Mas convém assinalar que Deus também é evocado pelos terroristas, pelos autocratas, como Bolsonaro, e seu nome é amplamente tomado em vão e utilizado para justificar as mais terríveis atrocidades.

“Graças a Deus”, roga uma família que, por pouco, não foi esmagada pela grande pedra que se desprendeu no canyon de Capitólio (MG). E o que dizer aos familiares das vítimas fatais? Dizer que não mereceram a bênção de serem agraciados pela mão salvadora de Deus?

Digo à minha amiga que prezo com profundo respeito o silêncio de Deus. De certa forma, invejo-o.
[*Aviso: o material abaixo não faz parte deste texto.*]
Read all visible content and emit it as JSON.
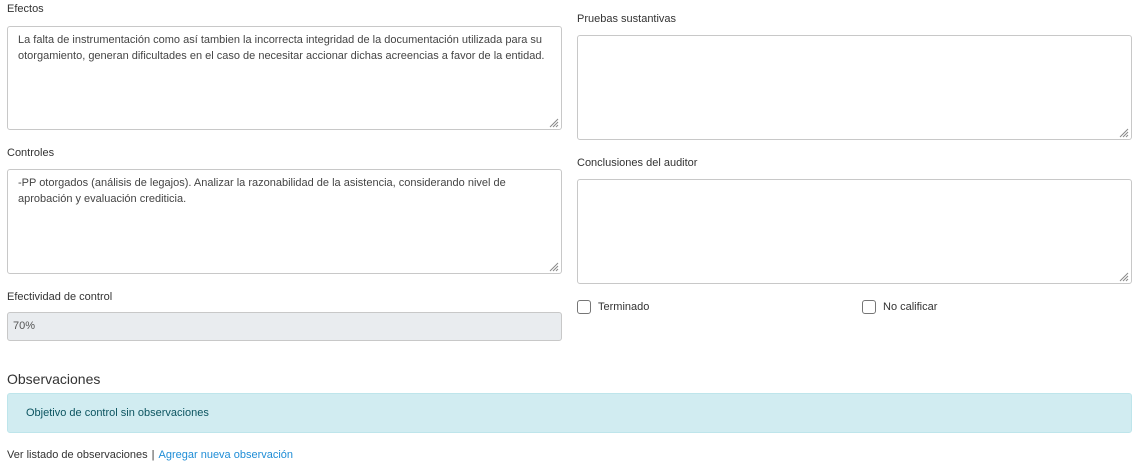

Nesse mundo tão ruidoso, de zoadas auditivas e virtuais, guardar silêncio é uma atitude de profunda sabedoria. De saúde psíquica. Não vale a pena falar se minhas palavras não forem melhores que o meu silêncio.

Temos medo do silêncio. Deus não, o que comprova a sua sapiência. Temos dificuldades frente a tudo que requer silêncio, como dormir, orar, meditar, ocupar-se com um livro… O silêncio nos atordoa. E tememos o mais definitivo dos silêncios – a morte.

Digo à minha amiga que não creio em Deus, creio em Jesus. E, por tabela, no Deus de Jesus. Mas não sei quem ele é e nem isso me preocupa. Apenas sei que, segundo Jesus, ele pode ser encontrado em todo e qualquer gesto de amor. A fé é um salto no vazio. Creio sem saber. O foco de minha fé não é Deus, é Jesus. E mais do que ter fé em Jesus, quero ter a fé de Jesus. Como escrevi no poema Domingo no circo: “Domingo redondo aberto picadeiro ∕ Ensolarado por tão forte ardor ∕ Me refunde, queima, alucina: ∕ Olhos vendados, sem rede sobre o chão, ∕ Atiro-me do trapézio em teu amor.”

Após nossa conversa, minha amiga parecia menos angustiada. Fez-se prolongado e leve silêncio entre nós. Até que ela se levantou, deu-me um abraço apertado e partiu em silêncio.

 

Frei Betto
Frade dominicano, jornalista graduado e escritor brasileiro. É adepto da Teologia da Libertação, militante de movimentos pastorais e sociais. Foi coordenador de Mobilização Social do programa Fome Zero.